La jornada en el Teatro Real de Madrid no podía haber empezado de otra manera: con una bola rebelde enganchada en el bombo de la lotería. Toda una metáfora de lo que ha sido este 2020. Aunque para los más supersticiosos este contratiempo podría ser un presagio de algo peor, el sorteo de Navidad, el más emblemático y esperado del año, repartió emoción y felicidad a partes iguales. Y, por supuesto, dinero. De los 2.408 millones de euros en juego, más de 20 millones de euros han ido a parar a Galicia, que se había gastado en conjunto 149,4 millones de euros en el sorteo. Un buen pellizco que ayudará a los gallegos a endulzar el último tramo de un año negro, marcado por la pandemia y la crisis económica. 

No había muchas esperanzas puestas en la cita, a decir verdad. La facturación de lotería en la comunidad cayó un 11 % respecto al 2019. Las circunstancias no invitaban a otra cosa. Sin embargo, la suerte, siempre tan caprichosa, quiso premiar este año a los gallegos con el doble de fortuna. Hubo de todo y para todos. Desde el gordo, que hizo estallar de alegría a media mañana a O Grove con una lluvia de 4 millones de euros, hasta los dos cuantiosos cuartos premios que regaron de felicidad a Cambados (2,4 millones ) y Vigo (casi 11 millones). Las botellas de champán, los saltos y, sobre todo, las lágrimas de alegría pusieron algo de la vieja normalidad en las celebraciones, marcadas por las distancias y las mascarillas. Sin grandes coros, abrazos o besos, los agraciados se acercaron a las administraciones de lotería para festejar este broche al 2020. Muchos necesitaban ese chute de optimismo, recuperar la ilusión tras más de 10 meses de penurias, como la que tuvieron que atavesar Paula y Alexia. Madre e hija consiguieron 200.000 euros gracias al número 72897 en la Administración número 1 de O Grove. Su familia cayó enferma por el virus, pero la lotería les ha devuelto ahora la sonrisa. 
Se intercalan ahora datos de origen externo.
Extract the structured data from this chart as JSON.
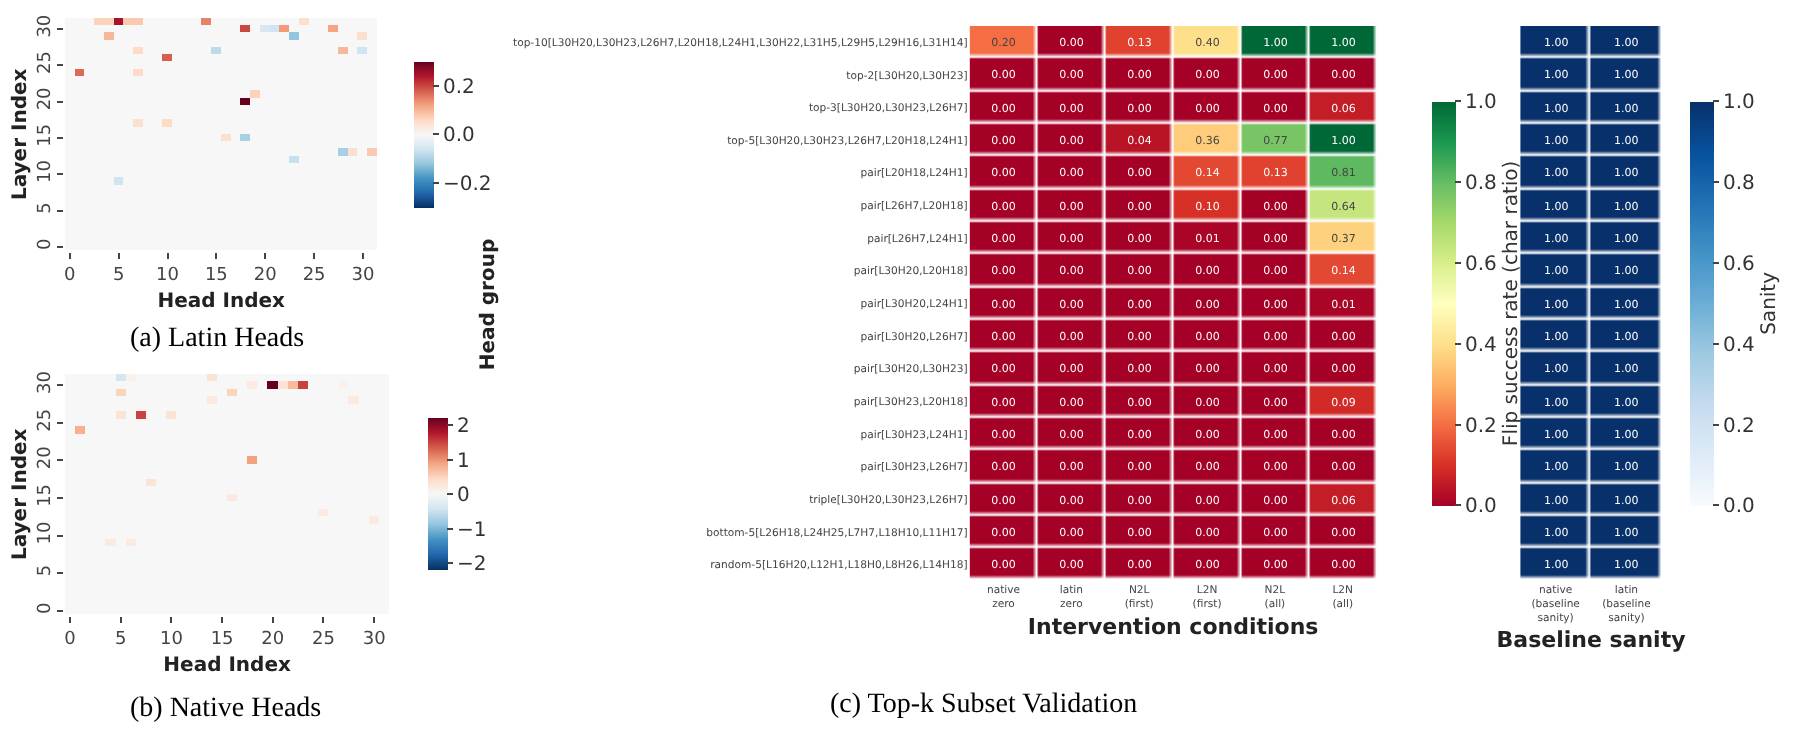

La suerte, claro, fue por barrios. Se concentró sobre todo al sur de la comunidad, en la provincia de Pontevedra (más de 17,4 millones de euros). Curiosamente donde más se desplomó el gasto en lotería (16,70 %), si bien fueron los segundos en gasto bruto (46 millones de euros). La diosa Fortuna parece tener aversión al frío porque al norte de la comunidad apenas dejó rastro. Un cariño de poco más de un millón de euros en Ferrol -segundo premio que se hizo de rogar hasta las 13.08 horas- y varias gratificaciones bien repartidas en A Coruña, Santiago y Lugo. Pellizcos que servirán, como se suele decir, para tapar agujeros. Los coruñeses, por más que lo intentaron (gastaron 66,4 millones de euros), apenas han conseguido echar mano a 114.000 euros, menos que en Santiago (310.000 euros en premios), donde el número anterior al gordo dio una alegría de 1.000 euros a cada profesor del colegio Peleteiro. 

Triplete en O Porriño

Hubo sorpresas. No solo durante el sorteo -que se desarrolló sin público, sin disfraces y con la mitad de prensa que en otros años-. El canto agudo de los niños de San Ildefonso consagró hoy un cambio de tendencia: O Grove es la nueva Vilalba. Ambos hicieron caja el año pasado: medio millón cada uno. Pero este año, el municipio de O Salnés ha adelantado al municipio lucense por la derecha, consagrándose como el nuevo epicentro de la buena suerte de Galicia, además de ser la cuna del buen marisco, del que darán buena cuenta sus vecinos estas Navidades. Pero sin duda, lo más llamativo de la jornada fue el triplete que hizo la administración de la calle Ramón González de O Porriño. Allí vendieron un décimo del gordo, un cuarto y un quinto premio. Una lluvia de 436.000 euros. 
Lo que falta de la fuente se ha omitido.